Homich’s personal-record marathon time to date is 2 hours, 51 minutes, 51 seconds, set last September when he placed sixth overall among 674 finishers at the Erie Marathon at Presque Isle in Erie, Pa.
He described that course as “super flat and super fast” but believes the quality of his training since then — including a high-mileage week of 76 miles in late March — has left him in even better condition now and hopeful of bettering his PR on Monday amid weather conditions predicted to include partly cloudy skies and temperatures in the mid- to upper-50s.
“I always set a lot of goals,” said Homich. “For one, you want to beat the local guys you run with, you want to see them do well but you also want to do just a little better.
“The number 2:45 is what I have in my mind as my A-goal, though that might be stretching it a little bit.”
MARATHON NOTEBOOK: Defending champions Wesley Korir and Sharon Cherop, both of Kenya, will be back to pursue repeat championships in the Boston Marathon and the $806,000 first prizes that come with victory. Also returning are Canadian Josh Cassidy and Shirley Reilly of Arizona, the defending push-rim wheelchair division champions. Cassidy won in 2012 with a world-best time of 1:18:25, while Reilly edged five-time defending champion Wakako Tsuchida of Japan by one second. … 2008 Olympic bronze medalist and Marblehead, Mass., native Shalane Flanagan will attempt to to become the first American women’s champion at Boston since Lisa Larsen-Weidenbach’s 1985 victory.
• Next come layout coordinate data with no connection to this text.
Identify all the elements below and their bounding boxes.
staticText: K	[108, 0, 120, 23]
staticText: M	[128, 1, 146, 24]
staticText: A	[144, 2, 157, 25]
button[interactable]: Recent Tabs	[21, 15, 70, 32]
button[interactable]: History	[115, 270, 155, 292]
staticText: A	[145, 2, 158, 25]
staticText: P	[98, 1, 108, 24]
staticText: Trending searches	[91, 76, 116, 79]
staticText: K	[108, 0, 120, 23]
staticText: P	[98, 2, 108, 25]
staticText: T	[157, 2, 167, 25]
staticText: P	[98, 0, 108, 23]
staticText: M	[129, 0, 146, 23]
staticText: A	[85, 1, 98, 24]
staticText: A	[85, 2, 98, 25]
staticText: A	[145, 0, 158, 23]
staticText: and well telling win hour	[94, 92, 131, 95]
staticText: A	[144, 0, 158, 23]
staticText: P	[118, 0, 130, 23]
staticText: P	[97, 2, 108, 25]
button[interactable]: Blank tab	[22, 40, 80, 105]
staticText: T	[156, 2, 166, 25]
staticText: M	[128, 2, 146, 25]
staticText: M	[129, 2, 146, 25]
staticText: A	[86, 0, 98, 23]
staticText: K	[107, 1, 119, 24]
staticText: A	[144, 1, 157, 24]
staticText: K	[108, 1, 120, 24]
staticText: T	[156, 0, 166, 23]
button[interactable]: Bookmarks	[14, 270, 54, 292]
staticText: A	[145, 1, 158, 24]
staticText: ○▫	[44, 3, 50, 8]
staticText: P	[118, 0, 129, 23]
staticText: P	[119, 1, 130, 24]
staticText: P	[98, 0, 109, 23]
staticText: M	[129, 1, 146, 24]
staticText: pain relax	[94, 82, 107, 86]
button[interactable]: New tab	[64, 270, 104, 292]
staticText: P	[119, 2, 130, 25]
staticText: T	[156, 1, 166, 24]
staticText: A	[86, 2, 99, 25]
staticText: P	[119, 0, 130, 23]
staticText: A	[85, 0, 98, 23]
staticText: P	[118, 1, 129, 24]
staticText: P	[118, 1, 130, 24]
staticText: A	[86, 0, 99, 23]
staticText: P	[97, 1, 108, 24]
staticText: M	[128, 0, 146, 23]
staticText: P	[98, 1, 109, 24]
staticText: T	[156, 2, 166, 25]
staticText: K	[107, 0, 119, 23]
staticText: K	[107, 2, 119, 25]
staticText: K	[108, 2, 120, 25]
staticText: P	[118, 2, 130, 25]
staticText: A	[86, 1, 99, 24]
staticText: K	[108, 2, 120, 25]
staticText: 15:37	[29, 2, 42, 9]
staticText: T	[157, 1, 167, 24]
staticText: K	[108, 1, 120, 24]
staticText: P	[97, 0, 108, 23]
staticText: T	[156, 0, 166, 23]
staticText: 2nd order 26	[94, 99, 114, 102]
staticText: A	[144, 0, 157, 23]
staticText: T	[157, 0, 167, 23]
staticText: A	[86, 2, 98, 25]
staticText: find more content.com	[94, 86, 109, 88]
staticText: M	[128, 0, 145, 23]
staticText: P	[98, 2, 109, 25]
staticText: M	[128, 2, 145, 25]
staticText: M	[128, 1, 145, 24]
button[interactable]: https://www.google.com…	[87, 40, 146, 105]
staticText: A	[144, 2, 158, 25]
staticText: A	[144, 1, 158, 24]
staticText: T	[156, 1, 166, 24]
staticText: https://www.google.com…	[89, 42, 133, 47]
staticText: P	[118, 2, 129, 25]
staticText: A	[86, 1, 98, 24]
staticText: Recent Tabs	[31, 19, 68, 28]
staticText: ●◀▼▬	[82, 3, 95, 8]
A runner-up at the 2010 New York City Marathon, Flanagan will make her Boston debut this year. She will be joined by training partner American Kara Goucher, who placed third in the 2009 Boston Marathon. … The 2013 Boston Marathon marks the 25th anniversary of Kenyan Ibrahim Hussein’s 1988 victory, which made him the event’s first African champion. During the past 25 years, a Kenyan or an Ethiopian man has won the Boston Marathon 23 times. Fatuma Roba of Ethiopia was the event’s first women’s champion from Africa, winning three consecutive years from 1997 to 1999. Kenyan and Ethiopian women have combined to capture 14 of the last 16 Boston Marathon titles. … The race-hosting Boston Athletic Association has renewed its financial support of the eight cities and towns along the Boston Marathon course, providing $2.7 million over a three-year term from 2013 through 2015, with contributions increasing annually. The financial commitment recognizes the expenses for logistical, operational and administrative course support provided by the towns of Hopkinton, Ashland, Framingham, Natick, Wellesley and Brookline, the cities of Newton and Boston, and the Commonwealth of Massachusetts. … The qualification window for the 118th Boston Marathon, to be held April 21, 2014, began last Sept. 22. Registration dates for the 2014 Marathon have not yet been announced.